Martino Traversa

Personal information
- Date of birth: 6 February 1974 (age 51)
- Place of birth: Bari, Italy
- Height: 1.74 m (5 ft 9 in)
- Position: Defender

Youth career
- l'Adriatico Calcio

Senior career*
- Years: Team / Apps / (Gls)
- 1990–1992: Bologna / 14 / (0)
- 1992–1993: AC Milan / 0 / (0)
- 1993–1994: Bologna / 9 / (0)
- 1994–1995: Barletta / 30 / (1)
- 1995–1996: Pescara / 32 / (1)
- 1996–1998: Perugia / 41 / (0)
- 1998–2000: Lecce / 49 / (1)
- 2000: Siena / 11 / (0)
- 2000–2001: Sampdoria / 37 / (1)
- 2001–2002: Cosenza / 18 / (0)
- 2002–2003: Fiorentina / 28 / (1)
- 2003–2004: Martina / 26 / (1)
- 2006–2007: Casarano
- 2007–2008: Lavello
- 2008–2009: Liberty Bari [it]
- 2009–2010: Real Altamura
- Total:  / 295+ / (6+)

Managerial career
- 2014–2017: Bari (youth)
- 2017–2018: Vigor Moles
- 2019–: Molfetta Calcio (assistant)

= Martino Traversa (footballer) =

Italian footballer

Martino Traversa (born 6 February 1974) is an Italian former professional footballer who played as a defender.

==Career==
Traversa started his career at just 16 years old, with Bologna in the 1990-91 season, which led to him being signed by AC Milan, but without playing once he returned to Bologna.
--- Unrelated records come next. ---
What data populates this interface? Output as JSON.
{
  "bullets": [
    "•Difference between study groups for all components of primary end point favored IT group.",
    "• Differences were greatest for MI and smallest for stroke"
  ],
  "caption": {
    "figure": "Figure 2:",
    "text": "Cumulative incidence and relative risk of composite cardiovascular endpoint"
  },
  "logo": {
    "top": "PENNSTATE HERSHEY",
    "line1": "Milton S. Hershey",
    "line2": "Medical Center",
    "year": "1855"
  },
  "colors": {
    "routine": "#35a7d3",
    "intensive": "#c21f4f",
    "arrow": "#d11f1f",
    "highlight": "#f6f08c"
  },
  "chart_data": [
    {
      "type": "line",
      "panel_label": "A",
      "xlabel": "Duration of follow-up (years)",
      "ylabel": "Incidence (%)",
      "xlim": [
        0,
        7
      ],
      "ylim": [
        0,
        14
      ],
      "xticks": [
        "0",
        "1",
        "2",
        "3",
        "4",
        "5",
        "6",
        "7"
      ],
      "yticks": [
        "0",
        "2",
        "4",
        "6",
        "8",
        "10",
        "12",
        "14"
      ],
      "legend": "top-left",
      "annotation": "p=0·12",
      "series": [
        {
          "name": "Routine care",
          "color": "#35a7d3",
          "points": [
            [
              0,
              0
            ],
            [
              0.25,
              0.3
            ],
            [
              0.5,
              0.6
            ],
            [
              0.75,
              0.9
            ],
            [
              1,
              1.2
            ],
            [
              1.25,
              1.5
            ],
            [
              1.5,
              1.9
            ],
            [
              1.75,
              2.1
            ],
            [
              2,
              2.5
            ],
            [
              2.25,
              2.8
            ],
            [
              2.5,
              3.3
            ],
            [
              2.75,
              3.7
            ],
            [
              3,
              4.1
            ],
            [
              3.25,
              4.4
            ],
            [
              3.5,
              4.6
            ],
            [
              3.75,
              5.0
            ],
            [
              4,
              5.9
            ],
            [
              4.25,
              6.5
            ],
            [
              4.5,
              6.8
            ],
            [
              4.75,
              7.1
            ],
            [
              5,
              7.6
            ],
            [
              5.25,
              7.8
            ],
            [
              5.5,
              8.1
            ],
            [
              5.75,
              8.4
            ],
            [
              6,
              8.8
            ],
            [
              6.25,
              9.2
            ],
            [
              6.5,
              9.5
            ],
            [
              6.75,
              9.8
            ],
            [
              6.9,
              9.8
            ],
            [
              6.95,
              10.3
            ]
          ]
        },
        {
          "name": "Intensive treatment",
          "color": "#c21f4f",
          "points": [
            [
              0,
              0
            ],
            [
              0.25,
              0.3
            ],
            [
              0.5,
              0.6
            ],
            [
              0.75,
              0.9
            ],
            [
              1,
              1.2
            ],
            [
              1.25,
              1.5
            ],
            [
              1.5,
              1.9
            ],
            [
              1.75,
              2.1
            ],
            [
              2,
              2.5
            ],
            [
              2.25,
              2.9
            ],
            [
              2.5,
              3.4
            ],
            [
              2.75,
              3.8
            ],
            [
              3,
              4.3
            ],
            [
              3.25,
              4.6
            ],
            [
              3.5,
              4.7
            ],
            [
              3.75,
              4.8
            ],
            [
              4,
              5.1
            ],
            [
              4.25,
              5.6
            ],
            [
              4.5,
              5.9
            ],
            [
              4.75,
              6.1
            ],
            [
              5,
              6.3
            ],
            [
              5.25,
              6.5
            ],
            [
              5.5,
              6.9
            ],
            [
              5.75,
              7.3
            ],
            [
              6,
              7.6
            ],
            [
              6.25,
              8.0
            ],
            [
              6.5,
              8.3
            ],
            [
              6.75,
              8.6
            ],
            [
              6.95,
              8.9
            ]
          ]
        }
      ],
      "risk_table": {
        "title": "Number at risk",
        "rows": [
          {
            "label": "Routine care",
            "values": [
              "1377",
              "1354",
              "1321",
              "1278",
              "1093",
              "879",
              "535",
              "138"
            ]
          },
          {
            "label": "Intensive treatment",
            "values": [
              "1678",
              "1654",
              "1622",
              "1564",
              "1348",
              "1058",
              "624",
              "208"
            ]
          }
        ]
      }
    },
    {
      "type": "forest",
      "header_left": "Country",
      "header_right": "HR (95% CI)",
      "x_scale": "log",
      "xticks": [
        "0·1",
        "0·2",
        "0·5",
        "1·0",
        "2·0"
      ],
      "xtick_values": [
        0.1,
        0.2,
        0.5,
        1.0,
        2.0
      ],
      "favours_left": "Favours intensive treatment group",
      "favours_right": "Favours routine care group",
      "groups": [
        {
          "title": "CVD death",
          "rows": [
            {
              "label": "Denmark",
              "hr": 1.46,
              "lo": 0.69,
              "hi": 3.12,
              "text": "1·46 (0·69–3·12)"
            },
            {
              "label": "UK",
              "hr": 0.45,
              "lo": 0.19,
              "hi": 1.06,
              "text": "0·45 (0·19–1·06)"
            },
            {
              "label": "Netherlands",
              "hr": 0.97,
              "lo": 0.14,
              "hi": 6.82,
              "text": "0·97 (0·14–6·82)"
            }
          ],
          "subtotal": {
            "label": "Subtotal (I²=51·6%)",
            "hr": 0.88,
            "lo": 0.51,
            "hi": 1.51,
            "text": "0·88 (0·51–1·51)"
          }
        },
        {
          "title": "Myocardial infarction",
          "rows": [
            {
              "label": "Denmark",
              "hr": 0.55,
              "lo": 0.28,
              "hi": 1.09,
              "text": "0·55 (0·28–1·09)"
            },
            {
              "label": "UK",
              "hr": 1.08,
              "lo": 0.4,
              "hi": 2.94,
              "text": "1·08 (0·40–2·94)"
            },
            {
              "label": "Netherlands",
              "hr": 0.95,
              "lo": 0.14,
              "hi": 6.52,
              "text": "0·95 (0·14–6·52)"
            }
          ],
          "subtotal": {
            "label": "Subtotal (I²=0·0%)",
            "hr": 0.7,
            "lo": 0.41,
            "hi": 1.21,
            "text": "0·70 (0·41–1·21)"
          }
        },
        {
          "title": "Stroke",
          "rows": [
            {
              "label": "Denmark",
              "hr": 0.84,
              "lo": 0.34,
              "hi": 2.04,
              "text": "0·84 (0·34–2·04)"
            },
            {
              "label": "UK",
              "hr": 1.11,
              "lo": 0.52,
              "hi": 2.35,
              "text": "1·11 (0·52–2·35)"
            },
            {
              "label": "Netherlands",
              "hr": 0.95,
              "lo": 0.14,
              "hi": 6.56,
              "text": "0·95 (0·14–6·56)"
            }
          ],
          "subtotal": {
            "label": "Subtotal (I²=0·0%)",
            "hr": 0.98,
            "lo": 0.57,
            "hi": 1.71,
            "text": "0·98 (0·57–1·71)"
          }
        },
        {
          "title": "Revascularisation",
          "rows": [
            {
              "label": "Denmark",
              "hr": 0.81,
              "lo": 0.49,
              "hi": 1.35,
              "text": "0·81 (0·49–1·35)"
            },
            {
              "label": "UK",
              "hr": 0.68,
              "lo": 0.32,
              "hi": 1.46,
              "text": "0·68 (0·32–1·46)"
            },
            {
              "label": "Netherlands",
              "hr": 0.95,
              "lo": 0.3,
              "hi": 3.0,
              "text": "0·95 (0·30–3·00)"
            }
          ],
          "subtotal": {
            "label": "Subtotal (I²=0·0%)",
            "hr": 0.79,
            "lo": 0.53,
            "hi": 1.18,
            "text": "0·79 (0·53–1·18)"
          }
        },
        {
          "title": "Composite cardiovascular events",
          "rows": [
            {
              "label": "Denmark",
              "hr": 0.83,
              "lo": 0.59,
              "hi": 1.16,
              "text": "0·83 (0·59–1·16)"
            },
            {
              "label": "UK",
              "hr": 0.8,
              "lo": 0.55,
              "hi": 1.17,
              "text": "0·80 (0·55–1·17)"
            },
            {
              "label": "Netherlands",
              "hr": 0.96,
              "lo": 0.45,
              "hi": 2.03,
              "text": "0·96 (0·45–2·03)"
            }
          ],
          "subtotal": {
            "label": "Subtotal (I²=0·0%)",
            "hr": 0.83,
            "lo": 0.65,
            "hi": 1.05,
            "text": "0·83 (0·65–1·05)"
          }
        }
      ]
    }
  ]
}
He also played in Serie A for Perugia and Lecce, in addition to being part of the Serie C2 champion squad with the recently refounded Fiorentina Viola. After retiring as a player, he worked as an assistant in Bari's youth sectors and currently holds various roles at Molfetta Calcio.